PDA

View Full Version : Web Crawling?



NickC
06-05-2004, 09:07 AM
Hi,

I would like to have a program where I can search an entire given web site for a specific keyword and then have it report back to me the word following it. From each page found that has my initial keyword, I would like to search three new keywords on that page and have it report back to me the word following it as well. Then I would like to have all the results put into a speadsheet like format for me to examin on or offline for later use. Does anyone know how I would go about doing this? Thank you.

-Nick

Chris
06-05-2004, 10:55 AM
Thats quite a project. It seems like the type of thing where if you have to ask how, it is beyond your abilities.

Basically you'll need to write your own webcrawler. I've done this in PHP but it is very very complex, and doesn't even work that well. You'll need to know alot about regular expressions.

Basically here is how the logic of it would work.

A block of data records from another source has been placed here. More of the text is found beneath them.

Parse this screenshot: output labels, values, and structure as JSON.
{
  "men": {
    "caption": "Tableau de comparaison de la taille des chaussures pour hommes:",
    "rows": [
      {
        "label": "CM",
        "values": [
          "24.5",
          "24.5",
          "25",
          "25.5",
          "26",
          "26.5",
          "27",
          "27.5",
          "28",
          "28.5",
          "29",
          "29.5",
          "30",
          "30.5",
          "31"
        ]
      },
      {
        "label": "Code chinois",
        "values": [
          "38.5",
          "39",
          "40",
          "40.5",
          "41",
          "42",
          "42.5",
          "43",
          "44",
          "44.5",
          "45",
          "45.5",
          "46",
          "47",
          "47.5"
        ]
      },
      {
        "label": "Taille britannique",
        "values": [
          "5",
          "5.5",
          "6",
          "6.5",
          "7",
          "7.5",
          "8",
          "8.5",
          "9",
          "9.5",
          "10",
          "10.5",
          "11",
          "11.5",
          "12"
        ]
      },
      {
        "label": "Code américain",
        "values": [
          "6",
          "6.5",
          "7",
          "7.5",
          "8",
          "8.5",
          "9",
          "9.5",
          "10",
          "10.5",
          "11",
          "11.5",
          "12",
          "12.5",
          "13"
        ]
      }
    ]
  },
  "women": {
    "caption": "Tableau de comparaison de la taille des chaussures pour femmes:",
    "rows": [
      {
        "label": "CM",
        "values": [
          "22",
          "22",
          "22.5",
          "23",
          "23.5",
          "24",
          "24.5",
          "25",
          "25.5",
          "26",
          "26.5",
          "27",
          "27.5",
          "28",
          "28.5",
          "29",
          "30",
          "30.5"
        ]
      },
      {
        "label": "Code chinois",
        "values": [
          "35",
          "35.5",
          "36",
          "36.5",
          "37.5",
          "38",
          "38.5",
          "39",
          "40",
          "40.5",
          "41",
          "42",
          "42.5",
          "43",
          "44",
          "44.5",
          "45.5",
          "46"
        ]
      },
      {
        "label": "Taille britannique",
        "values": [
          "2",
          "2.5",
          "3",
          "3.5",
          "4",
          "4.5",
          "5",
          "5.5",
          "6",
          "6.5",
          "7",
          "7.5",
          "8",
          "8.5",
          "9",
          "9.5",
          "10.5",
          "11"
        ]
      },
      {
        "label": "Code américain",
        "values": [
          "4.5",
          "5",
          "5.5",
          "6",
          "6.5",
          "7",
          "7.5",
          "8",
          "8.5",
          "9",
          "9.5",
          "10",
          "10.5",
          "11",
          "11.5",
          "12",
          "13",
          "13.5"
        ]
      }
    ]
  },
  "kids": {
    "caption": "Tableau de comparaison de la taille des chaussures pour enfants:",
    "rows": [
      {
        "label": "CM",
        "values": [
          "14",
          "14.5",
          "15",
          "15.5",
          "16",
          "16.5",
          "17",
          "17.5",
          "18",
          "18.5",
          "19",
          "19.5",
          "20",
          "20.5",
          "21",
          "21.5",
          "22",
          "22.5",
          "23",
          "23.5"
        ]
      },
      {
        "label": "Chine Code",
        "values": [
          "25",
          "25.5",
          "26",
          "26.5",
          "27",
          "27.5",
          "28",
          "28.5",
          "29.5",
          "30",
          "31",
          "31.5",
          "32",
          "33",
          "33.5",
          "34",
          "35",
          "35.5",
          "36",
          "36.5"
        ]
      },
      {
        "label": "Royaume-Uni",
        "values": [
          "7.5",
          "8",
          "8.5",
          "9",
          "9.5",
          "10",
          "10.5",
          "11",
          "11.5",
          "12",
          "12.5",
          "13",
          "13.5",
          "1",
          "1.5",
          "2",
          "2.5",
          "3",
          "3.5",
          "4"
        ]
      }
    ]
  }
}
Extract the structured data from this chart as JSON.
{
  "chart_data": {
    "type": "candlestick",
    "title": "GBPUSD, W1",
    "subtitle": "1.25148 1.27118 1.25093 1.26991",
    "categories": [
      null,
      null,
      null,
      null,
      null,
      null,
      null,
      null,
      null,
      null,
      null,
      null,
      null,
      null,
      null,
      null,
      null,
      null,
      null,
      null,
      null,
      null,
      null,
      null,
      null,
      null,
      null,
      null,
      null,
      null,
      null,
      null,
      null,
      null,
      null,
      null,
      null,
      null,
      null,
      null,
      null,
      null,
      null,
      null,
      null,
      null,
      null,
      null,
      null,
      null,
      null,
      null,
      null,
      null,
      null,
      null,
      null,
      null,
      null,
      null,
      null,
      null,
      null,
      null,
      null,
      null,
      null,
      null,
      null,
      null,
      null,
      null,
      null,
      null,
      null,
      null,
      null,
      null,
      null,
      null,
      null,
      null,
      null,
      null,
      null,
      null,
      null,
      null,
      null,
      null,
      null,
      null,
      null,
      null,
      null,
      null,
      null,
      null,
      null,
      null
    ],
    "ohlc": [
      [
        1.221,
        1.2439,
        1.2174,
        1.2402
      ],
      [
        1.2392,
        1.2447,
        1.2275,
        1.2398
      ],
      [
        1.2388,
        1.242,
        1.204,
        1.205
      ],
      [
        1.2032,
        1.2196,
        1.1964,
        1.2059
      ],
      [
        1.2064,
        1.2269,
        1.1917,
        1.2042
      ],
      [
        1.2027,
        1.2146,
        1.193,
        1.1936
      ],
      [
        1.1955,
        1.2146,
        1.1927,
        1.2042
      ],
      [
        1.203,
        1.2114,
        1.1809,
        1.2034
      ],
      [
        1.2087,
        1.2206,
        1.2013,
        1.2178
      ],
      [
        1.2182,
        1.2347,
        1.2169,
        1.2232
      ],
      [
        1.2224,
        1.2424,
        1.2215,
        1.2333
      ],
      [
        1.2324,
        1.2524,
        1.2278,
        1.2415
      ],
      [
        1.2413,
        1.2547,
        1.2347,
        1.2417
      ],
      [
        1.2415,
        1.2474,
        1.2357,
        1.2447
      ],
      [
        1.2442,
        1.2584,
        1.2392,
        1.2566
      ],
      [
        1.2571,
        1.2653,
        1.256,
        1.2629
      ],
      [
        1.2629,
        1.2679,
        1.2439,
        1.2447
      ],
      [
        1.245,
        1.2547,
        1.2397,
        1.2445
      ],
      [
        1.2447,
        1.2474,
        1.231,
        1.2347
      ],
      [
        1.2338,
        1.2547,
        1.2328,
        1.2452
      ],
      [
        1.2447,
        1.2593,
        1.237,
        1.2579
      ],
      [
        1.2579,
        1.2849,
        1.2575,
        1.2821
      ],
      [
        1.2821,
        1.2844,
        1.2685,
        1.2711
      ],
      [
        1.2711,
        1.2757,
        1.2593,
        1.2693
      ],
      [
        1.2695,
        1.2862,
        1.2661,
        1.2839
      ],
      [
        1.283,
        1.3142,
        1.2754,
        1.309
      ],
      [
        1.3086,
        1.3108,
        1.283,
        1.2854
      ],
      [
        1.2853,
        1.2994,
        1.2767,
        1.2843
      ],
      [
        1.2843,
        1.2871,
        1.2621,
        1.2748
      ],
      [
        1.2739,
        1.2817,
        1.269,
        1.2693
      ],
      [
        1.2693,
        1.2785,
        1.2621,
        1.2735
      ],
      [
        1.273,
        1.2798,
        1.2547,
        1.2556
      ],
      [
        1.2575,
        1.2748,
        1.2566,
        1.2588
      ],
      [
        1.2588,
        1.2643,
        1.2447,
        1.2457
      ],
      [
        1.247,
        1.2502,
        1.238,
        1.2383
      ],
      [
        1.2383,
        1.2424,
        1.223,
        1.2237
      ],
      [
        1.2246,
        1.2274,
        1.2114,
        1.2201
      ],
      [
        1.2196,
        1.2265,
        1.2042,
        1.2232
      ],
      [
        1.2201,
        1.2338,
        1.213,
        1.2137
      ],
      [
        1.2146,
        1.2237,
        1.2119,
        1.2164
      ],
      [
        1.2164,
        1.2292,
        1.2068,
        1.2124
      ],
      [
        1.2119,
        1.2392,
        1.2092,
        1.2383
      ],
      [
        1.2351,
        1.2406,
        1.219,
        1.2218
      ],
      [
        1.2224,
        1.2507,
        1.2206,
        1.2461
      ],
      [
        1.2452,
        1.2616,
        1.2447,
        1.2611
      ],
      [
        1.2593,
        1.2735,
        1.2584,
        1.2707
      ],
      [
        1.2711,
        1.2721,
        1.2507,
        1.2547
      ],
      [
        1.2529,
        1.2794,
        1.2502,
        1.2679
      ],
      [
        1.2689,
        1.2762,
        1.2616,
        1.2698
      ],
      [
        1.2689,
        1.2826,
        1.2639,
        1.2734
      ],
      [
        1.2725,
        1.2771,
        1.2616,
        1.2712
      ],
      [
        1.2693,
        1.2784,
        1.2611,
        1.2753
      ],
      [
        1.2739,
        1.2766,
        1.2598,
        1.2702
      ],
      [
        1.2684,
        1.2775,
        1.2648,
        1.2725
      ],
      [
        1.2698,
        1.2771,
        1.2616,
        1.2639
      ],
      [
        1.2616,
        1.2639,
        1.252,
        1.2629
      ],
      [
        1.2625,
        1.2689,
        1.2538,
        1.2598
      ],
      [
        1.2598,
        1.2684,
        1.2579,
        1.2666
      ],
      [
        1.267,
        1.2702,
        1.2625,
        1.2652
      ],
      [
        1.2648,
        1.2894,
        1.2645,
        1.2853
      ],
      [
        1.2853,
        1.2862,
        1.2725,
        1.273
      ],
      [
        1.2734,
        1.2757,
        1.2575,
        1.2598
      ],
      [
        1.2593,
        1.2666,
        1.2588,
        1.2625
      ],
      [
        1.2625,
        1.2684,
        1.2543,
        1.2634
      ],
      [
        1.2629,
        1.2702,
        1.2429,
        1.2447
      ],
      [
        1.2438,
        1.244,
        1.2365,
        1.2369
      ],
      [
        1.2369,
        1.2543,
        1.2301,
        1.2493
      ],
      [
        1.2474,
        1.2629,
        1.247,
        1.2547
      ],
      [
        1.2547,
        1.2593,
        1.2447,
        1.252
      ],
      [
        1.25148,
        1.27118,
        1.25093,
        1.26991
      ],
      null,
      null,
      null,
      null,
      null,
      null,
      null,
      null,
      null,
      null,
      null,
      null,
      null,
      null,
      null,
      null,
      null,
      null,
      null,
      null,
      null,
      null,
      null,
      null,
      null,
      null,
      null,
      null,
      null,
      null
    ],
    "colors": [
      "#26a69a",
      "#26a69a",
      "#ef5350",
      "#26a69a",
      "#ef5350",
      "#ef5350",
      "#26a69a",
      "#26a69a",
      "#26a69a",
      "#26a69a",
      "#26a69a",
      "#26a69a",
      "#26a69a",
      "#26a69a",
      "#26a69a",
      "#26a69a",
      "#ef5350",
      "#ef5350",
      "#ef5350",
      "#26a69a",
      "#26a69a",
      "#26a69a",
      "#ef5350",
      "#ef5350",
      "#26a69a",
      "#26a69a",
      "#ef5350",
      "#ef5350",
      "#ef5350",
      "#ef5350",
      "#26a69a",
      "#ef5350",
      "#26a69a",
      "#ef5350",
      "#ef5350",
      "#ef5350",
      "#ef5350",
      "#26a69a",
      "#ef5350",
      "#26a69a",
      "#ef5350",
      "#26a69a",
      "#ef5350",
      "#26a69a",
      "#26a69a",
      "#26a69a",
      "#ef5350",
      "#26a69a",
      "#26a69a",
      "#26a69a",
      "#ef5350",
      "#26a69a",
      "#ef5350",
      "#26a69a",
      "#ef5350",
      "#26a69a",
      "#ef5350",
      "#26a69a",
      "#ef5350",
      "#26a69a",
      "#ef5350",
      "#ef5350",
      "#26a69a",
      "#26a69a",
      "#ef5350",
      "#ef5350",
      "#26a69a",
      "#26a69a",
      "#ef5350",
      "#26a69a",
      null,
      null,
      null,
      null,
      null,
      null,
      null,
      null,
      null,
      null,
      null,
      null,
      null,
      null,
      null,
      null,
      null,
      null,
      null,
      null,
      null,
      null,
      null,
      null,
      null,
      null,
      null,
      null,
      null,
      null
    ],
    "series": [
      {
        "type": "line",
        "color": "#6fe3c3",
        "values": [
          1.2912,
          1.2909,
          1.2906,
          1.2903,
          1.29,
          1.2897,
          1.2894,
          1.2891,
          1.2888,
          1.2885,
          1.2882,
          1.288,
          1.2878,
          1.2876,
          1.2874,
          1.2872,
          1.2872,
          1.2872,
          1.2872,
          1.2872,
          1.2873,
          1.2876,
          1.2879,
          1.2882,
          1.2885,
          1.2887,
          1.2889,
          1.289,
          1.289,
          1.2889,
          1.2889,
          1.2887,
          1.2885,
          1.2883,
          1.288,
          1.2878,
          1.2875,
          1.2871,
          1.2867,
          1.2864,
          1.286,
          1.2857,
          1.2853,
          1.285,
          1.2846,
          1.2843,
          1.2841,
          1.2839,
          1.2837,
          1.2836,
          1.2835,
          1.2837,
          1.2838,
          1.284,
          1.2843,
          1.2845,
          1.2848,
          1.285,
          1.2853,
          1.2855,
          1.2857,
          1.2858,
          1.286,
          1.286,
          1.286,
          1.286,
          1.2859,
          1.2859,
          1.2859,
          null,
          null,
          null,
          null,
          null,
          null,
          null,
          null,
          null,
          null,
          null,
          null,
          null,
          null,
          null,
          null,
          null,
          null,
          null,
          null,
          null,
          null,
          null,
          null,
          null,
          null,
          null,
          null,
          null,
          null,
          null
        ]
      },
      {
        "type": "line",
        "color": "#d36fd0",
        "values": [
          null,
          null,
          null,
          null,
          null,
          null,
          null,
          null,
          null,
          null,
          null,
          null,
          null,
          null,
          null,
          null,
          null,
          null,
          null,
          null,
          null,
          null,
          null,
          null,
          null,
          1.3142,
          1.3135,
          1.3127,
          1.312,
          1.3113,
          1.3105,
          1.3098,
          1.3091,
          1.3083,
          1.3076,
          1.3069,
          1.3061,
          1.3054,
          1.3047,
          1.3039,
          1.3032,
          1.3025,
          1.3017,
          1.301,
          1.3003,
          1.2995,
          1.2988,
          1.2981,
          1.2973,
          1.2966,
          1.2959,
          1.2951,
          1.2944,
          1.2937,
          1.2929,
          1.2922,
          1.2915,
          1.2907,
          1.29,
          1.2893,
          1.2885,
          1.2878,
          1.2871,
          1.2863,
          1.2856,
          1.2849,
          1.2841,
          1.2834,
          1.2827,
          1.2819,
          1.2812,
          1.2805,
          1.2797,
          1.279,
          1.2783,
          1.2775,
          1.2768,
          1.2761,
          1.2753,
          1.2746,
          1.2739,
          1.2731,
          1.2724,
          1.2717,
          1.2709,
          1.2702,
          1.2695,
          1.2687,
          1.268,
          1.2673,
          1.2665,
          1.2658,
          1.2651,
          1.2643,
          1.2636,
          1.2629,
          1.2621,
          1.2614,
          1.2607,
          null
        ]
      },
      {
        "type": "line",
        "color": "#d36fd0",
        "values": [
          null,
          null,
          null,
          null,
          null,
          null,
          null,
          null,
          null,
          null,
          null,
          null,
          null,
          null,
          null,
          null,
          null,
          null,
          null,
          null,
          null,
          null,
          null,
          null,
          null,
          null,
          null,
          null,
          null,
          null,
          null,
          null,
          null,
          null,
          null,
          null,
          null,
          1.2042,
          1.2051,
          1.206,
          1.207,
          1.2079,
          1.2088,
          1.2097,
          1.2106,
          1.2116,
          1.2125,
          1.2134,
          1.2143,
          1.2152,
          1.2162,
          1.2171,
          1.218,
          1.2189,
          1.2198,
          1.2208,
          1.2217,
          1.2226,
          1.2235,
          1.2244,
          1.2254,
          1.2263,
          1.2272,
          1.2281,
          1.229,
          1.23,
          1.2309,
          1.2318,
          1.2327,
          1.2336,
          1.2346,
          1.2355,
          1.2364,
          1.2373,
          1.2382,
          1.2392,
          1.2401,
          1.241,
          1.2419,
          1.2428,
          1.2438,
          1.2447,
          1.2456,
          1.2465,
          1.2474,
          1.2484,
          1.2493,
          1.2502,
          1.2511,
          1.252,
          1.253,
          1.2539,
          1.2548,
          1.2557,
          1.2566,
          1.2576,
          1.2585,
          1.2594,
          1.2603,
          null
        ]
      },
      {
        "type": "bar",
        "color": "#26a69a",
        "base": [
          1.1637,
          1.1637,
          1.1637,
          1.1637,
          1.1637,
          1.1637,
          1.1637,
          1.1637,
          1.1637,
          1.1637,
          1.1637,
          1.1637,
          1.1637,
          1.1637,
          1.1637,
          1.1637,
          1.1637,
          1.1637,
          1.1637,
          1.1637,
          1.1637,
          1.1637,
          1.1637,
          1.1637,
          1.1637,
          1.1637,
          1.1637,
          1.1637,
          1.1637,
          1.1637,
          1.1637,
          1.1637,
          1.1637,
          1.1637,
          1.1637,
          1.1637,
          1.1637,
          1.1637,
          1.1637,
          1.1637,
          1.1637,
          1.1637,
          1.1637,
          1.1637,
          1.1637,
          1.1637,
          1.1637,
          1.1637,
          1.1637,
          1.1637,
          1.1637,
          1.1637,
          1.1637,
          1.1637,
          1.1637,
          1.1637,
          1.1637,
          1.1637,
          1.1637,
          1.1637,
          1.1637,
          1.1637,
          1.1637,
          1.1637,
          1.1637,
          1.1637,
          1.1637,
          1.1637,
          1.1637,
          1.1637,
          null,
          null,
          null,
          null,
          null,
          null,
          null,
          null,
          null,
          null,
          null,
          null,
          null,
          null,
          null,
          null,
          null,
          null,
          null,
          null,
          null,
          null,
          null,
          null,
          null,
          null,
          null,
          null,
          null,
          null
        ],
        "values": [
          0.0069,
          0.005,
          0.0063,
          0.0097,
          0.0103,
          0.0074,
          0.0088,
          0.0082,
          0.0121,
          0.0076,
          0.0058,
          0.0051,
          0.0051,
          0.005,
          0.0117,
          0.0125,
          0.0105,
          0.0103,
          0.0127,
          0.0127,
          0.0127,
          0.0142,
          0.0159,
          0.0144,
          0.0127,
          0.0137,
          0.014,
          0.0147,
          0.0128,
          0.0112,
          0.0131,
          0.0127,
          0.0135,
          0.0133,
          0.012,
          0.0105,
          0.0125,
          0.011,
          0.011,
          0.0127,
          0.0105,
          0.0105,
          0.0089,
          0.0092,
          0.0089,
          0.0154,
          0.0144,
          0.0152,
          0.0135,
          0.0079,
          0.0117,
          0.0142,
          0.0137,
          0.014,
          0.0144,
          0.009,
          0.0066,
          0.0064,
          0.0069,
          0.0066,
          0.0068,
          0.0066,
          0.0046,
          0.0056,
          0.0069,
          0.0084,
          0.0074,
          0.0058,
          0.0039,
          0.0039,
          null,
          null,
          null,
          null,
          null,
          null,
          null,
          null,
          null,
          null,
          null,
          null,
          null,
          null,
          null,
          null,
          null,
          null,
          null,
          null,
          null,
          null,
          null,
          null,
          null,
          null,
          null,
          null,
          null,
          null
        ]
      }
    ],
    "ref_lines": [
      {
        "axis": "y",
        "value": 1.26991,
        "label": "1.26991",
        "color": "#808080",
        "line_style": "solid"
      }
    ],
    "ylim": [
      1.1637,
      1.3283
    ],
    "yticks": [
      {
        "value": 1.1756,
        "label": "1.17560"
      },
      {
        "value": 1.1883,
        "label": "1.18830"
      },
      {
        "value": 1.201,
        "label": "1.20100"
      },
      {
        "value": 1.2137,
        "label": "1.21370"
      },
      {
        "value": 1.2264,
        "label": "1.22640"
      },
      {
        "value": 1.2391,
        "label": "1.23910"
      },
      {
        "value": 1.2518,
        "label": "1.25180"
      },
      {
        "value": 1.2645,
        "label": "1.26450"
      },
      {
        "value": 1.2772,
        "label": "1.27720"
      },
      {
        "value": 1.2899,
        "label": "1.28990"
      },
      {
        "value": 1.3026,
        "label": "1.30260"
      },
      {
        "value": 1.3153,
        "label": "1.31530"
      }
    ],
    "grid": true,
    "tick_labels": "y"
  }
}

You feed the script a URL, it fetches it using PHP's file function. You scan the content of the URL for anchor tags, you parse out all the link URLs. You then weed out all the URLs that aren't for the local site. Put this list somewhere (an array or a database). Then you scan the content for your word. If found you use string functions to get the words after it (basically I'd get 50 characters after the word, plus the word, explode the string on a space so that each word gets it's own spot in an array. Then your word should be array[0] and the next word array[1] etc). Then you could enter these words into your database or whatever.

Next you would open up your array or database where you stored the link URLs, and load the URL at the top of the list, starting all over.

chromate
06-05-2004, 12:03 PM
There is an open source spider written in PHP. I think it's called PHPSpider or something similar. It's available on sourceforge. Might be worth checking out.